読書の時間はたいてい明け方の3時から6時頃。読んだ本の印象メモ、展覧会の記憶、など。

『吉原治良展』(図録) (朝日新聞社、2005年)

2012年09月21日 | 読書

 小出由紀子編著の「アール・ブリュット パッション・アンド・アクション」と同じ日に、図書館で見つけた。この本もまた9月3日に国立新美術館で『「具体」――日本の前衛18年の軌跡』という展覧会を観ることがなかったら、いつまでも見逃していた本だったろう。

 吉原治良、1905(明治38)年大阪生まれ、14才で油絵を始め、22才頃より展覧会に出品。1934年(29才)に藤田嗣次に出会い、同年二科展にデビュー。戦後の1947(昭和22)年「汎美術家協会」設立、1954(昭和29)年「具体美術協会」結成。1957(昭和32)年ミシェル・タピエの来日後、「具体」は国際的な評価を得る。1972(昭和47)年逝去、それに伴い「具体美術協会」は解散する。

 絵を選んで、その絵のデータのキャプションを書き、上の段落の吉原の略年まで書き終えて、時間切れ、寝てしまった。
 夢の中で、吉原の絵の分類と評価をしていたらしい。最後の方の3枚ほどの絵画については、「名付けることがそのまま絵の評価になる」ということを発見(?)して喜んでいるあたりで目が覚めた。
 その3枚がどの絵だったか覚えていない。たぶん、絵の方ではなく方法の発見に主題があったのだろう。確かに、「そこに在る」絵をその在るがままに、つまり「本質と全属性」を併せて「在るものとして名付ける」ことができるなら、それは理想的な評価であろう。何しろ、それは存在論ですらある。しかし、目覚めてみれば、それが不可能であることを知るのである。
 これから、実物の絵ではなく、図録を前にして鑑賞の代替を為そうとしている程度のことなのに、何と不遜な夢なのだろう。

 それでも、始めるのである。
 制作年代順に気になる絵を見ていくことにする。文中の引用は、『「具体」――ニッポンの前衛 18年の軌跡』展の図録 [1] と、本書の『吉原治良展』という図録 [2] に拠る。

    
            《風景(風景B)》 1933-34年頃、油彩、カンヴァス、91.0×116.5cm、
                   大阪市立近代美術館建設準備室。 [吉原図録、p. 74]

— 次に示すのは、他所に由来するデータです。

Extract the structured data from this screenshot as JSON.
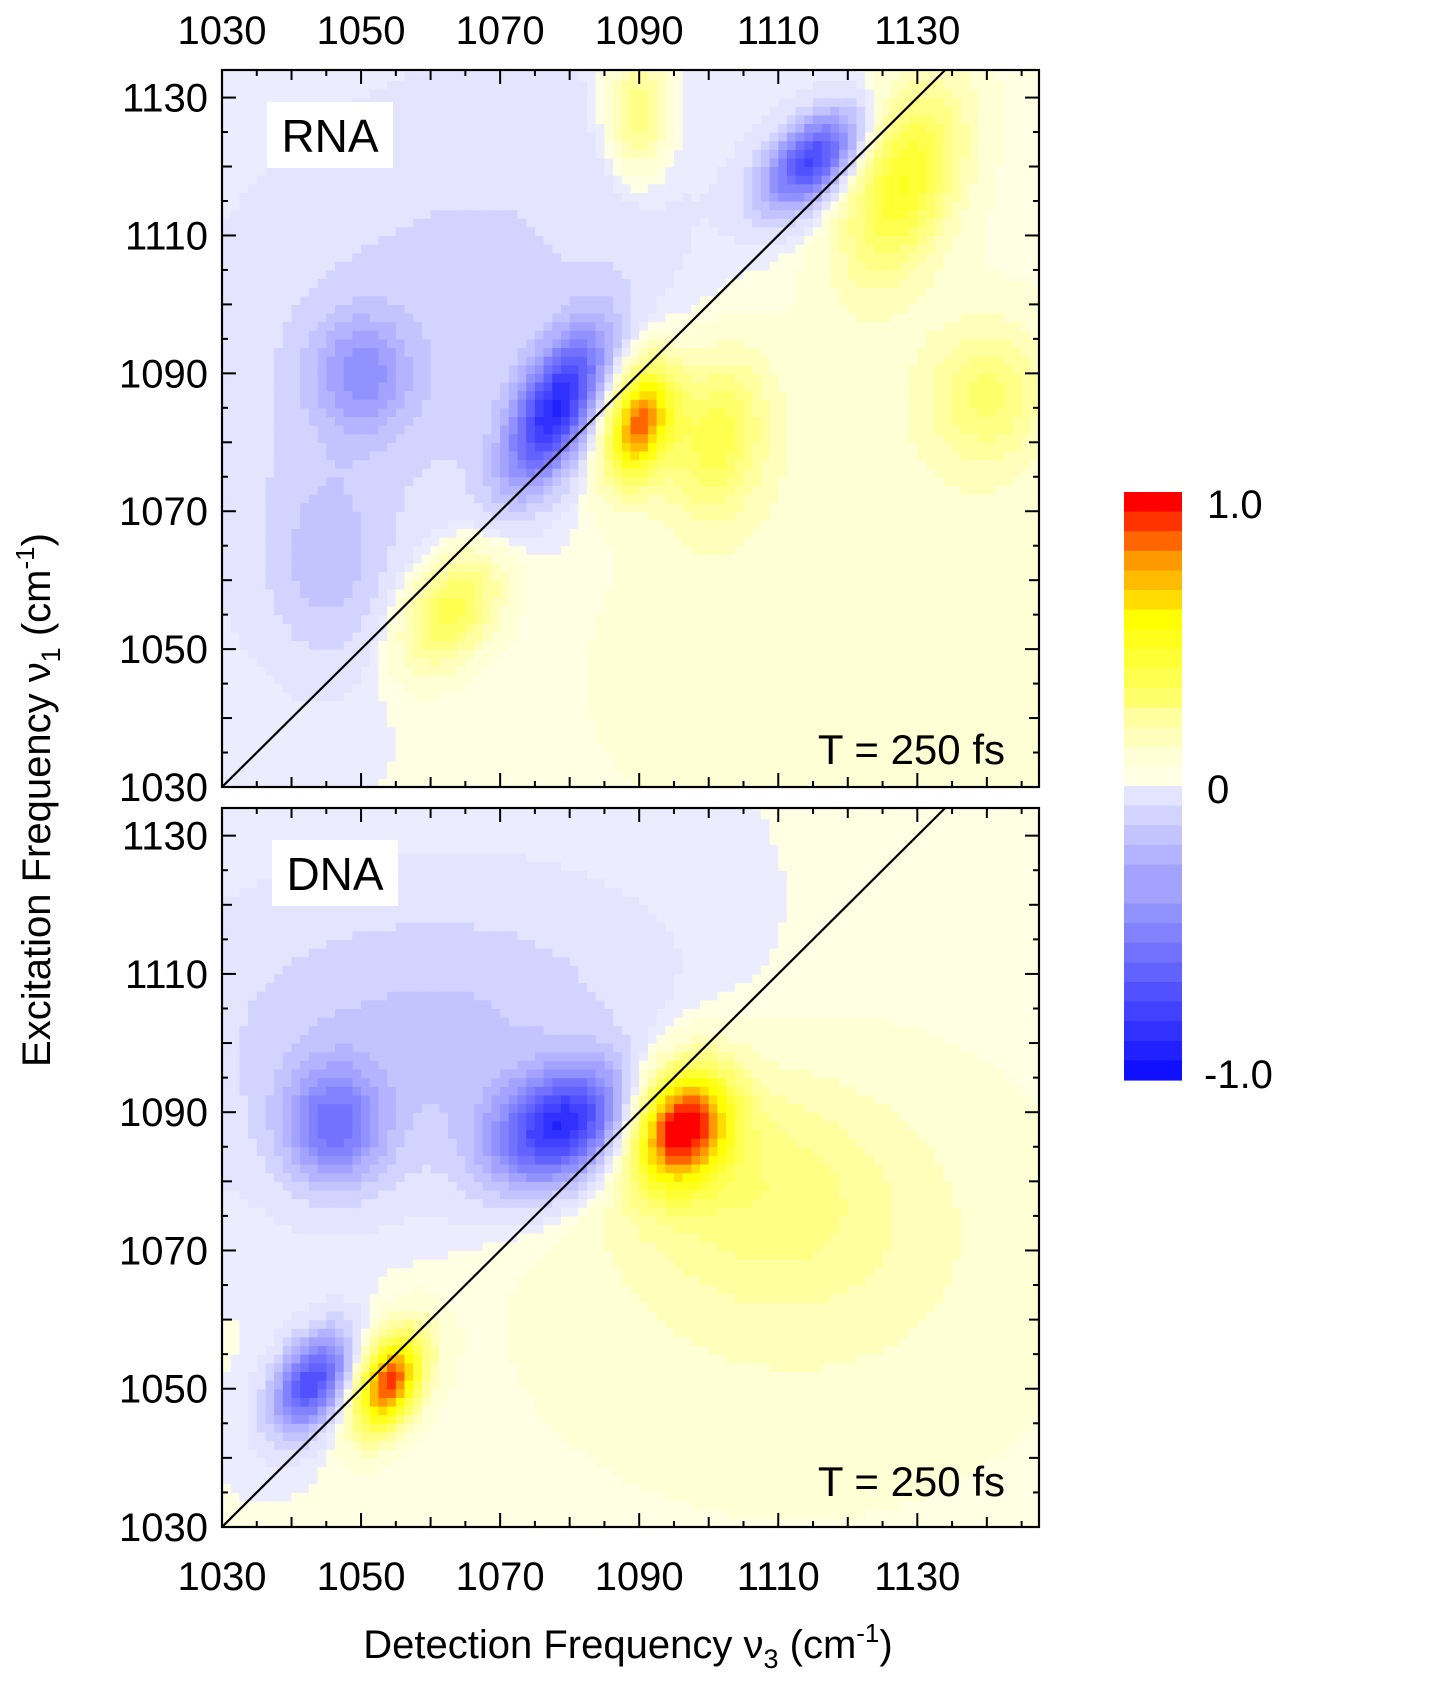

 28、9才頃の作品に《風景(風景B)》 がある。これは文字通り風景画であるが、その色使いは先の「具体」展で私のお気に入りになった《作品A》という抽象画と強い共通性がある。
 《作品A》は、この《風景(風景B)》 の数年後の制作である。ところが、ほぼ同年代の作品である下の《図説》は、色彩よりも幾何学的な図像に力点がある。熊田司によれば、《図説》は「比喩的にいえば、二科出品の《風景(風景B)》の、谷を隔てた向こうの人気ない丘にぽつねんと立つ案内板が、いきなり吉原の眼前に具体的な形象をともなって現れ出た」 [3] 作品ということらしい。つまり、《風景(風景B)》の具象的な風景と《図説》に幾何学的抽象が一体のイメージとして存在しているらしい。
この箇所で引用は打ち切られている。